If you're testing n hypotheses, use α/n as your threshold instead of α. Testing 20 things? Your bar for significance is p < 0.0025, not 0.05. It's conservative — some real effects will be missed — but it's honest.

Bonferroni-corrected threshold

α_corrected = α / n = 0.05 / 20 = 0.0025

3. False Discovery Rate (Benjamini-Hochberg)

A more sophisticated approach: instead of controlling the probability of any false positive, control the proportion of false positives among your discoveries. The Benjamini-Hochberg procedure ranks your p-values from smallest to largest and applies an escalating threshold. It's less conservative than Bonferroni but still controls the rate of false discoveries.8

4. Exploratory vs. Confirmatory

Perhaps the most important fix is cultural. There's nothing wrong with exploring data and finding unexpected patterns — that's how science generates hypotheses. But exploratory findings must be labeled as such. They need to be confirmed in a new dataset, with a pre-registered analysis, before anyone should believe them.

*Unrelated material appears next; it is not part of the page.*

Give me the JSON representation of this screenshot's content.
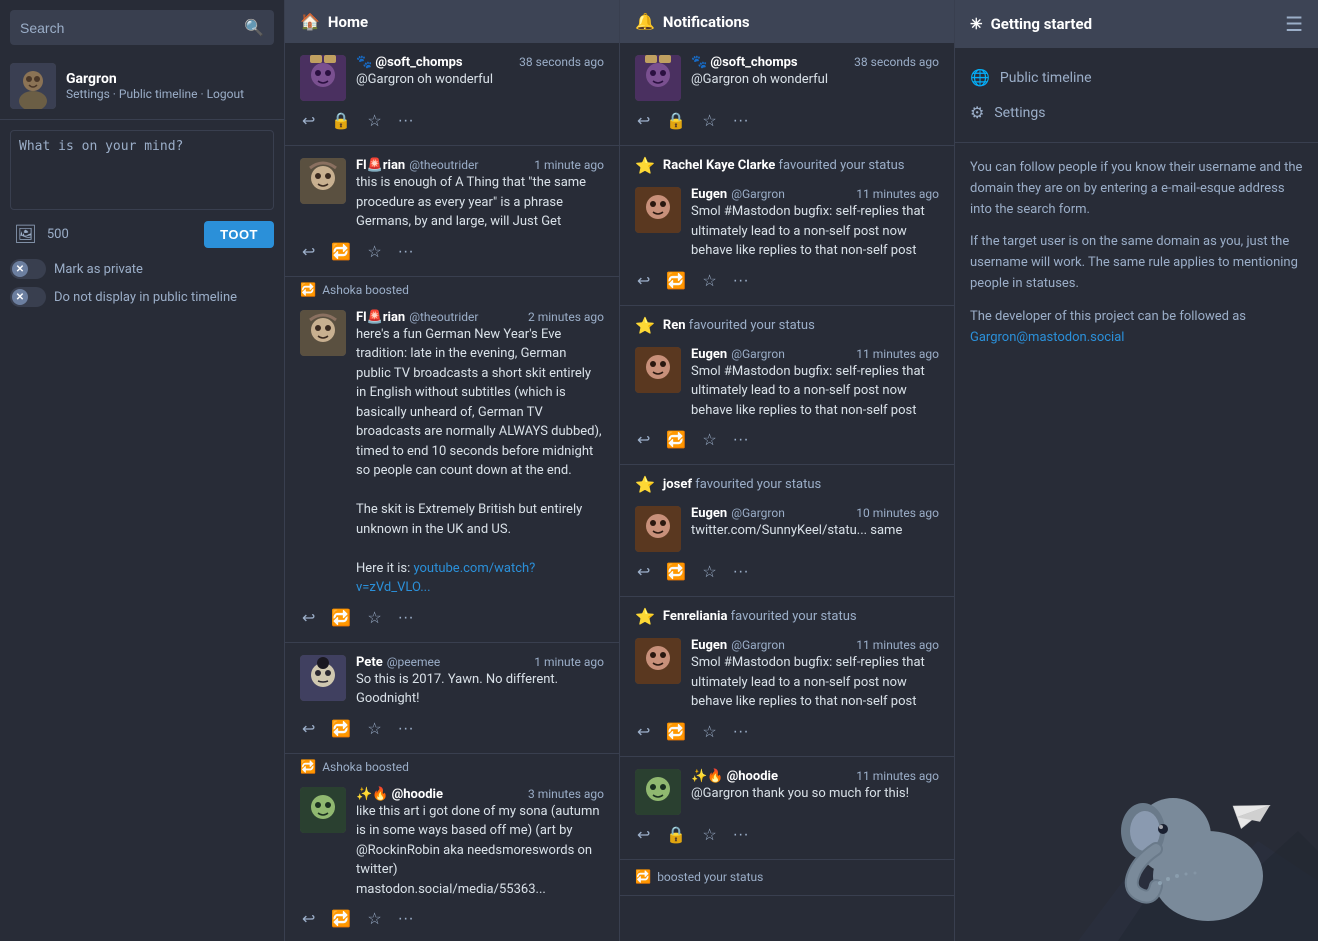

The Texas Sharpshooter doesn't cheat by noticing the cluster. He cheats by claiming he was aiming there all along.

The same pattern means very different things depending on whether you predicted it or discovered it.

• • •

The Barn Is Everywhere

The Texas Sharpshooter is not an obscure fallacy for methodologists to fret about. It's an everyday hazard of thinking in a data-rich world. When you read that a study found that people born in October are more likely to be CEOs, or that living near power lines causes leukemia, or that some obscure dietary supplement reduces inflammation by 12% — ask yourself: was the target painted before or after?

How many months did they check before they found October? How many environmental exposures were tested before power lines came up? How many outcomes were measured before inflammation was the one that cleared the bar?

Ellenberg puts it beautifully: the question isn't whether a result is surprising. The question is whether it would be surprising if nothing were going on. And in a world of big data and small p-values, the answer is usually no. The sharpshooter never misses because he never aims. Don't be the neighbor who's impressed by the bullseye without checking who painted it.

Notes & References

The term "p-hacking" was popularized by Simmons, Nelson, and Simonsohn in "False-Positive Psychology: Undisclosed Flexibility in Data Collection and Analysis," Psychological Science 22, no. 11 (2011): 1359–66.
This is related to publication bias, extensively documented by Ioannidis in "Why Most Published Research Findings Are False," PLOS Medicine 2, no. 8 (2005): e124.
Michael Drosnin, The Bible Code (New York: Simon & Schuster, 1997). The initial statistical claim was based on Witztum, Rips, and Rosenberg, "Equidistant Letter Sequences in the Book of Genesis," Statistical Science 9, no. 3 (1994): 429–38.
Brendan McKay, Dror Bar-Natan, Maya Bar-Hillel, and Gil Kalai, "Solving the Bible Code Puzzle," Statistical Science 14, no. 2 (1999): 150–73.
For a thorough treatment of spatial randomness and clustering, see Brian Ripley, Spatial Statistics (Hoboken: Wiley, 1981).
Randall Munroe, "Significant," XKCD #882, xkcd.com/882.
Open Science Collaboration, "Estimating the Reproducibility of Psychological Science," Science 349, no. 6251 (2015): aac4716.
Yoav Benjamini and Yosef Hochberg, "Controlling the False Discovery Rate: A Practical and Powerful Approach to Multiple Testing," Journal of the Royal Statistical Society, Series B 57, no. 1 (1995): 289–300.